Considering men treated by SBRT with the addition of ADT, the median PSA at diagnosis was 8,1 ng/ml (IR 6,6-13,8 ng/ml) while the median PSA nadir during this follow-up was 0,01 ng/ml (IR 0,01-0,14 ng/ml). Analyzing patients who did not receive concurrent ADT, their median PSA at diagnosis was 7,8 ng/ml (IR 6,5-1,0 ng/ml), with a median PSA-nadir of 1,1 ng/ml (IR 0,6-2,1 ng/ml). 

During our study we observed neither PSA bounce nor biochemical recurrence.

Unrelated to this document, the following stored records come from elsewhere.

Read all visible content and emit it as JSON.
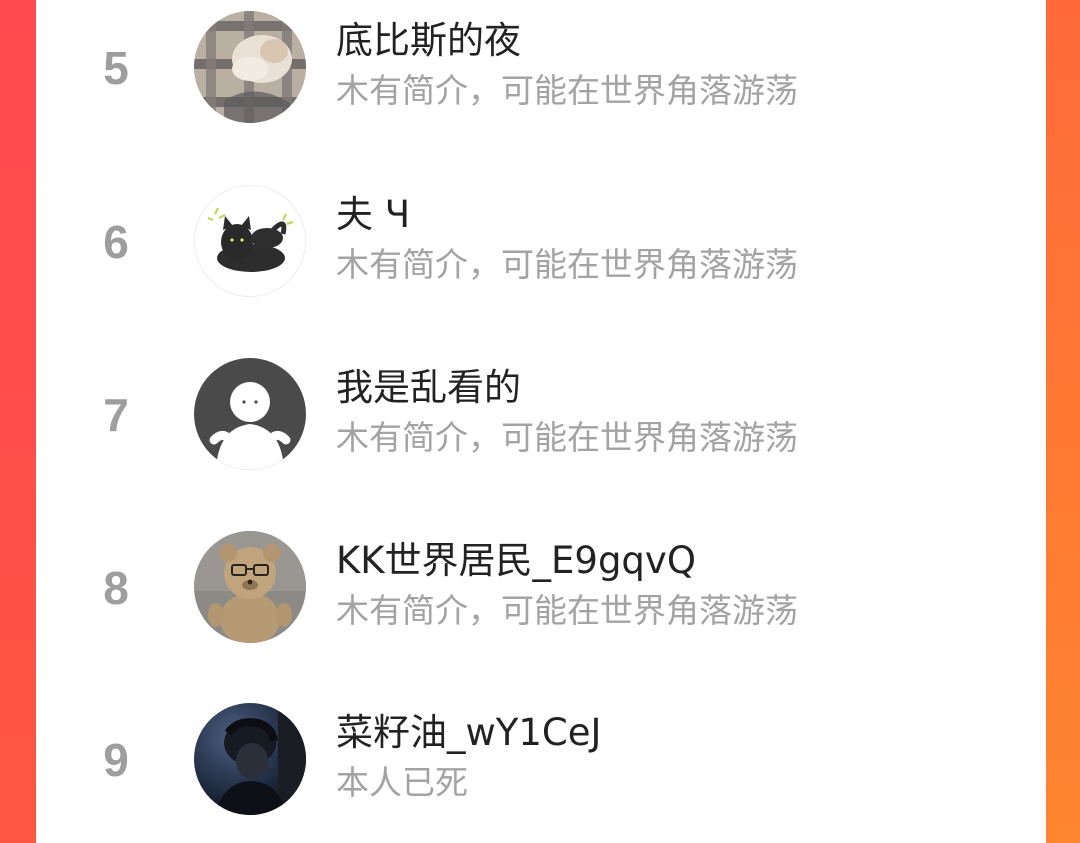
{
  "colors": {
    "accent_left": "#ff4a4f",
    "accent_right": "#ff7a33",
    "rank_text": "#9e9e9e",
    "name_text": "#222222",
    "bio_text": "#a3a3a3"
  },
  "ranking": {
    "items": [
      {
        "rank": "5",
        "name": "底比斯的夜",
        "bio": "木有简介，可能在世界角落游荡",
        "avatar_icon": "plaid-blanket-cat-avatar-icon"
      },
      {
        "rank": "6",
        "name": "夫 Ч",
        "bio": "木有简介，可能在世界角落游荡",
        "avatar_icon": "black-cat-avatar-icon"
      },
      {
        "rank": "7",
        "name": "我是乱看的",
        "bio": "木有简介，可能在世界角落游荡",
        "avatar_icon": "default-person-avatar-icon"
      },
      {
        "rank": "8",
        "name": "KK世界居民_E9gqvQ",
        "bio": "木有简介，可能在世界角落游荡",
        "avatar_icon": "teddy-bear-avatar-icon"
      },
      {
        "rank": "9",
        "name": "菜籽油_wY1CeJ",
        "bio": "本人已死",
        "avatar_icon": "dark-portrait-avatar-icon"
      }
    ]
  }
}
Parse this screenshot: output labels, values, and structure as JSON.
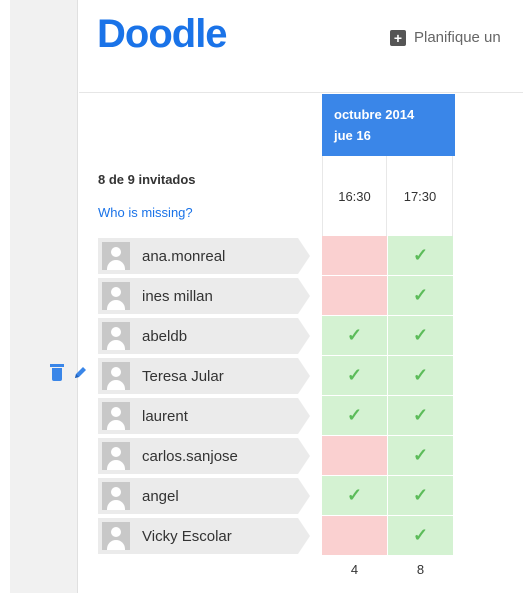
{
  "header": {
    "logo": "Doodle",
    "plan_label": "Planifique un"
  },
  "date_column": {
    "month": "octubre 2014",
    "day": "jue 16"
  },
  "summary": {
    "guests": "8 de 9 invitados",
    "missing_link": "Who is missing?"
  },
  "time_slots": [
    "16:30",
    "17:30"
  ],
  "participants": [
    {
      "name": "ana.monreal",
      "votes": [
        "no",
        "yes"
      ]
    },
    {
      "name": "ines millan",
      "votes": [
        "no",
        "yes"
      ]
    },
    {
      "name": "abeldb",
      "votes": [
        "yes",
        "yes"
      ]
    },
    {
      "name": "Teresa Jular",
      "votes": [
        "yes",
        "yes"
      ]
    },
    {
      "name": "laurent",
      "votes": [
        "yes",
        "yes"
      ]
    },
    {
      "name": "carlos.sanjose",
      "votes": [
        "no",
        "yes"
      ]
    },
    {
      "name": "angel",
      "votes": [
        "yes",
        "yes"
      ]
    },
    {
      "name": "Vicky Escolar",
      "votes": [
        "no",
        "yes"
      ]
    }
  ],
  "check_glyph": "✓",
  "totals": [
    "4",
    "8"
  ],
  "colors": {
    "brand": "#1a73e8",
    "date_header": "#3a86e8",
    "yes_bg": "#d4f2d2",
    "no_bg": "#fad0d0",
    "check": "#5cbc5a"
  },
  "icons": [
    "plus-icon",
    "user-avatar-icon",
    "trash-icon",
    "pencil-icon",
    "check-icon"
  ]
}
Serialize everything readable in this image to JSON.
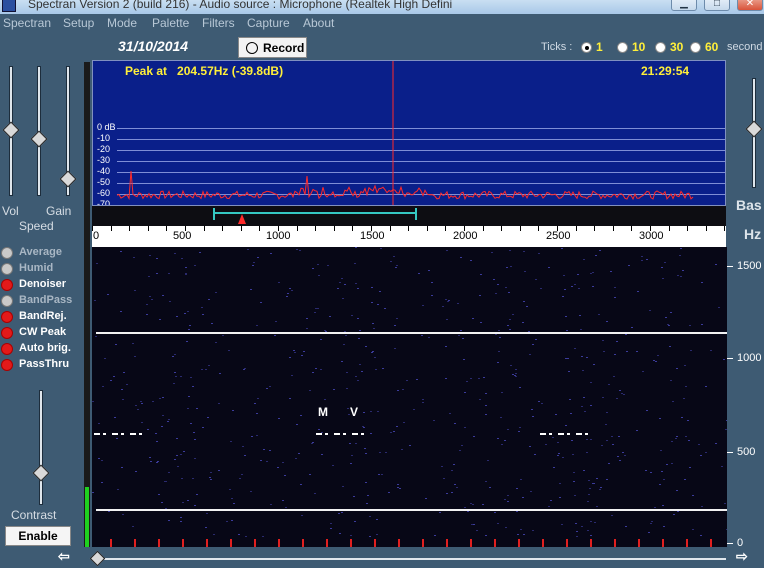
{
  "window": {
    "title": "Spectran Version 2 (build 216) - Audio source : Microphone (Realtek High Defini",
    "minimize": "▁",
    "maximize": "□",
    "close": "✕"
  },
  "menu": [
    "Spectran",
    "Setup",
    "Mode",
    "Palette",
    "Filters",
    "Capture",
    "About"
  ],
  "left_panel": {
    "vol_label": "Vol",
    "gain_label": "Gain",
    "speed_label": "Speed",
    "options": [
      {
        "label": "Average",
        "on": false
      },
      {
        "label": "Humid",
        "on": false
      },
      {
        "label": "Denoiser",
        "on": true
      },
      {
        "label": "BandPass",
        "on": false
      },
      {
        "label": "BandRej.",
        "on": true
      },
      {
        "label": "CW Peak",
        "on": true
      },
      {
        "label": "Auto brig.",
        "on": true
      },
      {
        "label": "PassThru",
        "on": true
      }
    ],
    "contrast_label": "Contrast",
    "enable_button": "Enable"
  },
  "toolbar": {
    "date": "31/10/2014",
    "record_label": "Record",
    "ticks_label": "Ticks :",
    "ticks": [
      {
        "label": "1",
        "selected": true
      },
      {
        "label": "10",
        "selected": false
      },
      {
        "label": "30",
        "selected": false
      },
      {
        "label": "60",
        "selected": false
      }
    ],
    "seconds_label": "second"
  },
  "spectrum": {
    "peak_prefix": "Peak at",
    "peak_value": "204.57Hz (-39.8dB)",
    "clock": "21:29:54",
    "db_labels": [
      "0 dB",
      "-10",
      "-20",
      "-30",
      "-40",
      "-50",
      "-60",
      "-70"
    ],
    "trace_color": "#ff2a2a",
    "background_color": "#0a1f8a"
  },
  "ruler": {
    "labels": [
      "0",
      "500",
      "1000",
      "1500",
      "2000",
      "2500",
      "3000"
    ]
  },
  "waterfall": {
    "hz_labels": [
      "1500",
      "1000",
      "500",
      "0"
    ],
    "markers": [
      "M",
      "V"
    ]
  },
  "right_panel": {
    "base_label": "Bas",
    "hz_label": "Hz"
  }
}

PSA nadir <0,3 ng/ml was achieved in 40,0% of our serie; 55,6% nadir <0,5 and 68,9% <1,0 ng/ml.
Assessing the absence or presence of ADT, patients who received exclusively SBRT 57,8% (n = 26), the PSA nadir was <0,3 ng/ml in 3,8%; <0,5 ng/ml in 23,1% and <1,0 ng/ml in 46,2% of patients. In these patients, the mean time from SBRT to nadir was 10,4 months (SD 4,7 months) and a median of 10,5 months (IR 7,0-13,0 months). Patients treated with ADT concomitant to SBRT 24,2% (n = 19), the PSA-nadir was <0,3 in 89,5% and <0,5 in 100% of the patients.

Conclusion

SBRT for prostate cancer reaches low PSA nadir at short-term when prescribed at doses of 36,25 Gy. We did not detect any biochemicalrelapse with a median follow-up of 15 months and bounce effect appears very rare.